Wie so oft ist sie Versuchung groß auf der Suche nach einer Lösung über den großen Teich in die USA zu schauen. Dort ist es längst keine Seltenheit mehr, dass Studenten „dopen“ um bessere Leistungen zu erzielen. Hierbei ist nicht von Kaffee, Energydrinks oder koffeinhaltigen Fruchtsäften die Rede: Viele greifen zu Ritalin. Ritalin wird eigentlich Kindern mit Aufmerksamkeitsdefizit-/Hyperaktivitätsstörung (ADHS) verabreicht. Statistiken zufolge nimmt in den USA bereits jeder fünfte Student Ritalin. Es ist zwar schwer zu bekommen, doch zum Beispiel über Geschwister, die Ritalin verschrieben bekommen oder durch Ärzte in der Familie kommt Ritalin letztendlich doch in Studentenhände. In Deutschland unterliegt Ritalin dem Betäubungsmittelgesetz und ist ebenfalls verschreibungspflichtig. Statistiken über den Ritalinmissbrauch an deutschen Hochschulen sind bisher nicht bekannt. Da Ritalin jedoch immer öfter verschrieben wird, lässt sich vermuten, dass auch der Missbrauch zunimmt. Zwischen 1993 und 2003 zum Beispiel ist die Zahl der Verschreibungen von Ritalin weltweit um rund 270% gestiegen. In der Schweiz hat sich der Gebrauch in den letzten zehn Jahren gar verachtfacht.

Es gibt jedoch auch legale Wege die Konzentrationsfähigkeit zu unterstützen. Seit Anfang des Jahres bietet eine die junge Berliner Firma Whitewall über www.brain-effect.com eine weitere Alternative zu Kaffee oder Energydrinks. Zu den Inhaltsstoffen von BrainEffect zählen unter anderem ein Vitamin-B-Komplex, Omega-3-Fettsäuren, Coenzym Q10, Guarana und Cordyceps Sinensis. Mit Alternativen wie dieser kann man seine Konzentrationsleistung unterstützen auch ohne die Nebenwirkungen von Ritalin – und das völlig legal.

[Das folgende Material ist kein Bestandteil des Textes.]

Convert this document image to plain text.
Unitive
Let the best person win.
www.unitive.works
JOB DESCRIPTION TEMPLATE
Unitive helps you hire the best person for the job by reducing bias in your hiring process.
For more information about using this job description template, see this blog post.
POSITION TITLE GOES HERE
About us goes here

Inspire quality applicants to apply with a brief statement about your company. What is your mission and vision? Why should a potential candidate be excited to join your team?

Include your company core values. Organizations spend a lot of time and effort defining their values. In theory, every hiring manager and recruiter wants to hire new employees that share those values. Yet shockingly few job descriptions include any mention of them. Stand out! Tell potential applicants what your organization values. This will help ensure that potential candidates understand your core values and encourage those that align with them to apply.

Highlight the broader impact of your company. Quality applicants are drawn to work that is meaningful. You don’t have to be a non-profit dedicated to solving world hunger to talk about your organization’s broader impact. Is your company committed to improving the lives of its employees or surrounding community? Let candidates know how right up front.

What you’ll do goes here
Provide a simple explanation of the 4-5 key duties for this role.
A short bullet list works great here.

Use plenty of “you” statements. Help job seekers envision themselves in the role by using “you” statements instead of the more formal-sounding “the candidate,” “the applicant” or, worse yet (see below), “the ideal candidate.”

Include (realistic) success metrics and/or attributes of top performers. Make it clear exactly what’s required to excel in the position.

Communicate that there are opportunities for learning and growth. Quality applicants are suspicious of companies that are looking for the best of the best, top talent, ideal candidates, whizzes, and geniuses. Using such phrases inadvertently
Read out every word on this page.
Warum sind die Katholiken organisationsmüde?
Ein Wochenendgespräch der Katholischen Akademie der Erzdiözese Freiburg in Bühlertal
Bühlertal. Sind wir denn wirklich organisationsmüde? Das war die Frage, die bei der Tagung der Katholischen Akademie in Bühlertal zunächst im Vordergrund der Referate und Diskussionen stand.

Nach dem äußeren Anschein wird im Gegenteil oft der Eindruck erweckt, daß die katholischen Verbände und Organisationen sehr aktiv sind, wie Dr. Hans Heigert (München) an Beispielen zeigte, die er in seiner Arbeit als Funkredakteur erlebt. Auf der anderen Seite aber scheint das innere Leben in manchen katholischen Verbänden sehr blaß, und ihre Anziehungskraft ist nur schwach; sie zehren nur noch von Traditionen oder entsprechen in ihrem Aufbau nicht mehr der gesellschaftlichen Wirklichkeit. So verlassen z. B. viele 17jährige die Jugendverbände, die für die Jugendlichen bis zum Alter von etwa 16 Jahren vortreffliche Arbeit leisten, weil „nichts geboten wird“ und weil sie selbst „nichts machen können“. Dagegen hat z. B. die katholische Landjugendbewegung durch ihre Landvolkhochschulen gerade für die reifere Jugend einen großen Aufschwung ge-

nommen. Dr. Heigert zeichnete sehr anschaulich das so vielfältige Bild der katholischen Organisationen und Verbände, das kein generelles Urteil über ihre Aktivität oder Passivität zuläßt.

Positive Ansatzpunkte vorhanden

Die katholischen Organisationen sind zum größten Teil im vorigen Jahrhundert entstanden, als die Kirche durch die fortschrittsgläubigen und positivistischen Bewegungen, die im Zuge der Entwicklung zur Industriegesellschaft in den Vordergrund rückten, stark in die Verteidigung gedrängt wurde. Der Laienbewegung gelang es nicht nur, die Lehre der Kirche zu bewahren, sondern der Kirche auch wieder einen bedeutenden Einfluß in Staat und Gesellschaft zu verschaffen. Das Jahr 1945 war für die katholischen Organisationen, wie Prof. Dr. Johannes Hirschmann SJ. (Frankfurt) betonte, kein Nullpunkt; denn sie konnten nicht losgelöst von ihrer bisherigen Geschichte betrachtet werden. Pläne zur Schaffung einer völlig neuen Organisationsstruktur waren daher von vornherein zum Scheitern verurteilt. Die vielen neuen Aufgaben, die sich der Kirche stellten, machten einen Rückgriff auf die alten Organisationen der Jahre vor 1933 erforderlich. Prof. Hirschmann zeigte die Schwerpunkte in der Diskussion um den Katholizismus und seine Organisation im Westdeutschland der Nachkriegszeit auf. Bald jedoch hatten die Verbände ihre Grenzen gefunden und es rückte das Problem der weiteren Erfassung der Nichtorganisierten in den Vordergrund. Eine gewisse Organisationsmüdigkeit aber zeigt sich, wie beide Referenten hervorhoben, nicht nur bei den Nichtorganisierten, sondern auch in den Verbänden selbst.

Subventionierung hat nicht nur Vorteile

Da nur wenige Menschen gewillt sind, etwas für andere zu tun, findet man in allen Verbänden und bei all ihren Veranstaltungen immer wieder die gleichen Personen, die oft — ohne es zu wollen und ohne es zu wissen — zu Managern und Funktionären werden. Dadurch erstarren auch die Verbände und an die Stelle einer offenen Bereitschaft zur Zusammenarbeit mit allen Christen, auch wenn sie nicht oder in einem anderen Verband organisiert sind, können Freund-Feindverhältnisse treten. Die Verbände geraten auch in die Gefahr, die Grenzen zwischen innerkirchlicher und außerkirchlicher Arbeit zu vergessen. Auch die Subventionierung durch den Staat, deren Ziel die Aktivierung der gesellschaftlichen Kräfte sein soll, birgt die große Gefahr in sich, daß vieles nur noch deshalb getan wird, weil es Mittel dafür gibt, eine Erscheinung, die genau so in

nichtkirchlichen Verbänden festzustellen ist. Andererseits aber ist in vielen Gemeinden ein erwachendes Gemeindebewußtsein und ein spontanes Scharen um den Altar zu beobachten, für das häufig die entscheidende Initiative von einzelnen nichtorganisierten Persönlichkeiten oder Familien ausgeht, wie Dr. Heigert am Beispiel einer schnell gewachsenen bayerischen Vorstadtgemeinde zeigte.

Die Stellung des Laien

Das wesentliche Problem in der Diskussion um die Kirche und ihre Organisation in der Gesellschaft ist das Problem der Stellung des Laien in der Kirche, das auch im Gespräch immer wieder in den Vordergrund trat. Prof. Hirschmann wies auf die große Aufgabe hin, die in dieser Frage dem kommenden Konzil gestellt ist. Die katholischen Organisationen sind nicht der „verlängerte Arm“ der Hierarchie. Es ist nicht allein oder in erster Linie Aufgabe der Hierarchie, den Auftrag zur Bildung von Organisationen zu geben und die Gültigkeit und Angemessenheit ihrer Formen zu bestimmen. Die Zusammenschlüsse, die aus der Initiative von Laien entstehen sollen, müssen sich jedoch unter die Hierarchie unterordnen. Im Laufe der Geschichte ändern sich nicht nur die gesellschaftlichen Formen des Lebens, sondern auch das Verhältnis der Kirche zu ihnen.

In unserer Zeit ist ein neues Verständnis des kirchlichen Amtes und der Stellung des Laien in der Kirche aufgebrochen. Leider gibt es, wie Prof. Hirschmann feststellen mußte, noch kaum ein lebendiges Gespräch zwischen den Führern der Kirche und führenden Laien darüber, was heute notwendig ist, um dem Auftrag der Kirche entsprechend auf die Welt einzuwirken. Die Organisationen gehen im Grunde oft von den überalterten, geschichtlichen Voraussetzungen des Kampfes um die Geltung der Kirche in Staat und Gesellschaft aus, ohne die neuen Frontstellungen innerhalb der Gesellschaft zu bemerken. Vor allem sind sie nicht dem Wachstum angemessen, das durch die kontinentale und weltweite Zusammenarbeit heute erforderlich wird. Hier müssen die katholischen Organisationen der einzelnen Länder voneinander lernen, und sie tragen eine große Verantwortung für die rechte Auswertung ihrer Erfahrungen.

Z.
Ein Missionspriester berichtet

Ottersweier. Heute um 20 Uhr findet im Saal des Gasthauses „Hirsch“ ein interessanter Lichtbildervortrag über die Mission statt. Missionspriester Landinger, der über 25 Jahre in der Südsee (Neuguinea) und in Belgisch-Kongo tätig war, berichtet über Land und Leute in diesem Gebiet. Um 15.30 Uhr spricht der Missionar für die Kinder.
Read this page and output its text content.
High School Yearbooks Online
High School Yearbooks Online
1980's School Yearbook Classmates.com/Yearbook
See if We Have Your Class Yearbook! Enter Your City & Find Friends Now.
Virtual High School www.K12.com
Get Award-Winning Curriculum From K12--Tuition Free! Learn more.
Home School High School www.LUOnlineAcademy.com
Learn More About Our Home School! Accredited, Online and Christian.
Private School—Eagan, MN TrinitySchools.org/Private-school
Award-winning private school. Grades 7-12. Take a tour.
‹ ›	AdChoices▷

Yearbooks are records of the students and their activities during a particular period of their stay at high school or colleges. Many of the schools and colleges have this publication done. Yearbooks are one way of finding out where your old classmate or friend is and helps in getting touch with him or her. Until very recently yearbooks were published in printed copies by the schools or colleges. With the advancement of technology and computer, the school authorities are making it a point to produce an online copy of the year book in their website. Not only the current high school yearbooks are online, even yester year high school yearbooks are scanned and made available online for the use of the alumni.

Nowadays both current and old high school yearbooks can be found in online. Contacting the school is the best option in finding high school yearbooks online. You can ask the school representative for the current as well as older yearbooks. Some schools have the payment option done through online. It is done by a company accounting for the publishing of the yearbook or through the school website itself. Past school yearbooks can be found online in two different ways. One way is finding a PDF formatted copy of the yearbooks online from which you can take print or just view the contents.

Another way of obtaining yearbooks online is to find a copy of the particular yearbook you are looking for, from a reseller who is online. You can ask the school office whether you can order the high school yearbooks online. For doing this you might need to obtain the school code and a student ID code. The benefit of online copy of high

Man darf gespannt sein auf zukünftige Schätzungen des Gebrauchs von konzentrationsfördernden Mitteln in Deutschland. Schaut und hört man sich in den Bibliotheken vor der Prüfungsphase genau um wird jedoch eines klar: Auf Kaffee, Obst und guten Schlaf möchten sich nur noch die wenigsten Studenten verlassen.